IIRC, the macro stepper currently does (2) if the e0 expansion is in hidden mode (either because e0 is an opaque macro or because we're already in hidden mode when we get to e0 and e0 is not a visible subterm) and (1) in visible mode.

The macro stepper currently represents the "hiding state" (really, the visible subterms) in two different ways. Going "up" (leafward) the tree it is represented as a hash mapping syntax objects to paths. Going "down" (rootward) the tree, the reasons for needing multiple terms at a particular path no longer applies, and the mapping to paths must be updated on the way down as (visible) primitive syntactic forms place expansion results in contexts. So the downward hiding state essentially coincides with the "visible" current term (which the macro stepper must compute anyway).

Adding "dye packs" (syntax-protect)

This is the change that broke macro hiding, and it did so because it invalidated macro stepper's visible-terms representations.
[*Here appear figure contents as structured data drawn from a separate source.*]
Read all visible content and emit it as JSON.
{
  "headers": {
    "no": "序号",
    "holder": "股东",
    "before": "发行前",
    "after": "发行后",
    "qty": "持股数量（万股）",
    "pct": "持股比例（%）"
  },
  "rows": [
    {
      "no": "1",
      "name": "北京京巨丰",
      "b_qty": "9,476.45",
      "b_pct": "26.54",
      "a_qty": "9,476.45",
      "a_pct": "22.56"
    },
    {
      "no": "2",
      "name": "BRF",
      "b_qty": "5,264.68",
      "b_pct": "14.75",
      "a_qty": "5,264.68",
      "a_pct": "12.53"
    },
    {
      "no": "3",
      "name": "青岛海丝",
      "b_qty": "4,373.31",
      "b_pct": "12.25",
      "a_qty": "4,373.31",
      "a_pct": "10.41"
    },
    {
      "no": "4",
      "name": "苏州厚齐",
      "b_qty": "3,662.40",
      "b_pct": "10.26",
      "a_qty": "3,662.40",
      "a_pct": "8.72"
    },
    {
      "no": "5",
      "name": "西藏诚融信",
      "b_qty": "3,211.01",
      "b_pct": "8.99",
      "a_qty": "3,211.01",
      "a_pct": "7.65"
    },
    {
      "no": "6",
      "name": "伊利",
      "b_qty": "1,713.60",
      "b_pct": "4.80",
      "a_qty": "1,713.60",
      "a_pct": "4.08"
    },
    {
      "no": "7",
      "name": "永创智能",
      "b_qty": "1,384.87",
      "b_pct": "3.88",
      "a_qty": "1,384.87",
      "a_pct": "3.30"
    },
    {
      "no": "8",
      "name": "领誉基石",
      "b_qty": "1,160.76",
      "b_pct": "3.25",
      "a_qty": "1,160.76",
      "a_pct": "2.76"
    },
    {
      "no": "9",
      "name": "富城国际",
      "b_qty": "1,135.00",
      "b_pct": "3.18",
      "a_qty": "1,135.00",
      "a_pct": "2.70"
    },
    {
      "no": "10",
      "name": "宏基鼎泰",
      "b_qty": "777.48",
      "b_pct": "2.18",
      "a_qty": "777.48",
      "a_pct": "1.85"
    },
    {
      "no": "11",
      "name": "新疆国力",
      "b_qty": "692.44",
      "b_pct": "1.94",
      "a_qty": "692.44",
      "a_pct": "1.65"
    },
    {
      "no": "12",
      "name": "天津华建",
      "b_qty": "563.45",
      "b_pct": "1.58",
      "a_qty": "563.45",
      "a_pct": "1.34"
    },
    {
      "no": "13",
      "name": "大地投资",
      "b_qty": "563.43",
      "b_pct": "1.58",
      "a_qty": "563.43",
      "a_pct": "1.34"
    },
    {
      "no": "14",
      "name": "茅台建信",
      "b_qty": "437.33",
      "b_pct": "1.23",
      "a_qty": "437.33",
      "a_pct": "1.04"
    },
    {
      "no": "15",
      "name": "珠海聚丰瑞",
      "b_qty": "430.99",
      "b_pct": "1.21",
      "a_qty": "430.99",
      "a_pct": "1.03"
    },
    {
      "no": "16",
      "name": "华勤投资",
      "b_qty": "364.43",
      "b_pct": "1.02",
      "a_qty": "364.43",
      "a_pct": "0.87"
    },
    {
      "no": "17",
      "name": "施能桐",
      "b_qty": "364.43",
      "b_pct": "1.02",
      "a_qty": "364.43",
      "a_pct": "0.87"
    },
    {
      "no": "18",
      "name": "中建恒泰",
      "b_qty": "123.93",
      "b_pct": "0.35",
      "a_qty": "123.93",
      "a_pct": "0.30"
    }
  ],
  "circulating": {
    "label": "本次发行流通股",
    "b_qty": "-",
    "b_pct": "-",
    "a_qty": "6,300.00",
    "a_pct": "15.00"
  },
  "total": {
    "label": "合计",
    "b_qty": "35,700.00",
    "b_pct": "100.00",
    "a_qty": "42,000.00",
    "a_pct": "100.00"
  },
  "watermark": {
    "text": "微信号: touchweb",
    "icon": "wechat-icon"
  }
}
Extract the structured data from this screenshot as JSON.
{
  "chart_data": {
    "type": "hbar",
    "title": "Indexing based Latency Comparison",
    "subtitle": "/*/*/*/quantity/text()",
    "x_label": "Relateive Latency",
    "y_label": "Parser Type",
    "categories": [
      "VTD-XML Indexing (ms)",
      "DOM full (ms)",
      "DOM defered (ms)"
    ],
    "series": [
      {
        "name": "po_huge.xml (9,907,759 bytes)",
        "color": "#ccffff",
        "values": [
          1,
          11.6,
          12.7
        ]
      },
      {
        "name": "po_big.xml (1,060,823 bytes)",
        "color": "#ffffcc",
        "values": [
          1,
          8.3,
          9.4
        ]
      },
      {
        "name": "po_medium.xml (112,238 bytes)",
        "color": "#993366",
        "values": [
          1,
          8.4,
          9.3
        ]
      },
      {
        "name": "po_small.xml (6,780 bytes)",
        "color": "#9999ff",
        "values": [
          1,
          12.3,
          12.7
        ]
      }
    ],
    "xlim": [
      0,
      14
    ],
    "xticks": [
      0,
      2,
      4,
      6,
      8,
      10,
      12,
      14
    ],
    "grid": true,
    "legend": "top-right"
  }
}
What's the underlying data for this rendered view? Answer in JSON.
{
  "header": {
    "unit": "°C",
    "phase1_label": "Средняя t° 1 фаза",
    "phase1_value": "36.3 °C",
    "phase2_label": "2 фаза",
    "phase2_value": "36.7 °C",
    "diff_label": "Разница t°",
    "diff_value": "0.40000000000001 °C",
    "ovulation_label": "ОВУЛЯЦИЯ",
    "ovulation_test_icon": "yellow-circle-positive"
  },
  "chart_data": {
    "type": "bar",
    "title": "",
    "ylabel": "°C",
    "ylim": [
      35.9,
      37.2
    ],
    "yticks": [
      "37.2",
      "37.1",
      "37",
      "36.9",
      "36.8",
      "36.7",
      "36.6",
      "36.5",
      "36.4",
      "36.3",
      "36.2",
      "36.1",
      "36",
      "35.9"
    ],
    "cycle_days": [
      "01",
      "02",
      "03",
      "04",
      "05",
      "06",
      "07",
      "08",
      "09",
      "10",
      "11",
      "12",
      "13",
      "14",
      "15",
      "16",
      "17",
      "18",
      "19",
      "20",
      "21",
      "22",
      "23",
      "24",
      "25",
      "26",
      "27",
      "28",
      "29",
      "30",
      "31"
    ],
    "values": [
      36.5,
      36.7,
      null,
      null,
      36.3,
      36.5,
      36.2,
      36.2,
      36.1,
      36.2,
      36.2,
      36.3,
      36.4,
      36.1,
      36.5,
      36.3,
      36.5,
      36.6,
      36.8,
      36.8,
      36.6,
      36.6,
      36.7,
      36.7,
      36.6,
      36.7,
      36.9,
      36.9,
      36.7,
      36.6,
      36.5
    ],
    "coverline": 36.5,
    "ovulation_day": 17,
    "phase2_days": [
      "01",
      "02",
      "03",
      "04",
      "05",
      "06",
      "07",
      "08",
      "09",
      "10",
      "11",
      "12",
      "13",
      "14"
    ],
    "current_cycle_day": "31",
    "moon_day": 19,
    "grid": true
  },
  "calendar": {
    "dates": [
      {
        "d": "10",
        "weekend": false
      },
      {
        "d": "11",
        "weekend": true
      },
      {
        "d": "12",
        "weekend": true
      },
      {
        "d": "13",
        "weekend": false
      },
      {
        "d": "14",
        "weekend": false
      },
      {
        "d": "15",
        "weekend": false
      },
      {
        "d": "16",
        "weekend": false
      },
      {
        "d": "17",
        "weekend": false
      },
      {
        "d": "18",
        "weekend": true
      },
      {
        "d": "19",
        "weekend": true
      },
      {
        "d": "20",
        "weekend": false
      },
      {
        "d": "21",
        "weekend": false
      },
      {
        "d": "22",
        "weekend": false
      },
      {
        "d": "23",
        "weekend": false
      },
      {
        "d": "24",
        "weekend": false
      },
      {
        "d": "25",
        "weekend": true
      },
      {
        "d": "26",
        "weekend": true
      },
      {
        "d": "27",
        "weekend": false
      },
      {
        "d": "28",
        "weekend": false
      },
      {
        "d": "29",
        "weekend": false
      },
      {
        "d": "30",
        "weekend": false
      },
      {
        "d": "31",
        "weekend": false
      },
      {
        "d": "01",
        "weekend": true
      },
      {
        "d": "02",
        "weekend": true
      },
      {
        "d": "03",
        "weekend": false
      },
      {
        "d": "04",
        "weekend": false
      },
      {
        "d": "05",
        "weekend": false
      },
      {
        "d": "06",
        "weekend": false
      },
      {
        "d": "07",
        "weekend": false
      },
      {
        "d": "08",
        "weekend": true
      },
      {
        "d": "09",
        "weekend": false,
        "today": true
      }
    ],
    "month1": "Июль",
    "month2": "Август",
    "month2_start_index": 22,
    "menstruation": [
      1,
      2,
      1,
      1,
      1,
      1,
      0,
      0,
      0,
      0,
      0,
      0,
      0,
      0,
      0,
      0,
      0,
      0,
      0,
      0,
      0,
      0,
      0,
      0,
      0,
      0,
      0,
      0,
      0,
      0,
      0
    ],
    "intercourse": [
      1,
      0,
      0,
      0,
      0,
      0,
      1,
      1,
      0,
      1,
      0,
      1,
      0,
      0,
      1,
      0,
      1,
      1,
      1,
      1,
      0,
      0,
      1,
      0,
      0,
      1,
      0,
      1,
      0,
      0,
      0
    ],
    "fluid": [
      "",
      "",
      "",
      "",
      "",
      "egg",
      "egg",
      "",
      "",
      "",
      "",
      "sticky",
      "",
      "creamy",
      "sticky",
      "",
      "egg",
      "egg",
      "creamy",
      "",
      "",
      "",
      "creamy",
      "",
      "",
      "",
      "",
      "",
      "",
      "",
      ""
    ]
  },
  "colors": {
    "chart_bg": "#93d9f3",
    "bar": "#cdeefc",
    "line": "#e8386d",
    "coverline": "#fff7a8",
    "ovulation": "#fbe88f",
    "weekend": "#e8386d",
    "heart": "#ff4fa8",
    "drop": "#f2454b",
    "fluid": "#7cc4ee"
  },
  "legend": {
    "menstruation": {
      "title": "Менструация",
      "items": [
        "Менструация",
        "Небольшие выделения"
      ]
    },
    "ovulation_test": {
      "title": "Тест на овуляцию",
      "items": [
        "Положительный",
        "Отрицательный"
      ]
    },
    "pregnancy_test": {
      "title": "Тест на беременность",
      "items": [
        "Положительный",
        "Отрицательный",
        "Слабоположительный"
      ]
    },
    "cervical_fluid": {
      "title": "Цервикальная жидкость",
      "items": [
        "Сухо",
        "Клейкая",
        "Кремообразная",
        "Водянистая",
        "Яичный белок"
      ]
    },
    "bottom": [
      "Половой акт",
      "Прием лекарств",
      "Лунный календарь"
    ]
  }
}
Consider the following macro:

(define-syntax (m1 stx)
  (syntax-case stx ()
    [(m1 x e)
     #`(lambda (x) #,(syntax-protect #'(f e)))]))

(Below, I'll write <e> for the term e wrapped in a dye pack, and e^s for e with the scope s added.)

Consider the following partial expansion of (m1 eS):

(m1 e) -> (lambda (x) <(f e)>) -> (#%plain-lambda (x^s) <(f^s e^s)>^s)

Suppose we want to hide m1. Then e should be considered a visible subterm. If we try to track the visible subterms eagerly, though, we have to update e to e^s, but the renaming the macro stepper receives from #%plain-lambda is <(f e)> to <(f^s e^s)>^s.

(If scope propagation and arming/disarming interact with intensional equality in just the right way---and I think they do---then just fully disarming the before and after renaming terms might "work" some of the time. But I tried it and didn't see an improvement.)

Since we can't eagerly update the goal (the visible terms) with the renaming, we need to somehow until the macro expander disarms the armed terms again and then go back and interpret the renaming.

The steps to a solution are

  1. Collect all of the relevant actions performed by the macro expander. Many are already collected, like adding/toggling scopes. But arm and disarm steps currently are not gathered.

  2. Devise a new representation of visible terms. See algebra for macro hiding for a solution sketch.

  3. Change the macro stepper to use the new representation. The entirety of the macro stepper depends on this, so this will be a lot of work.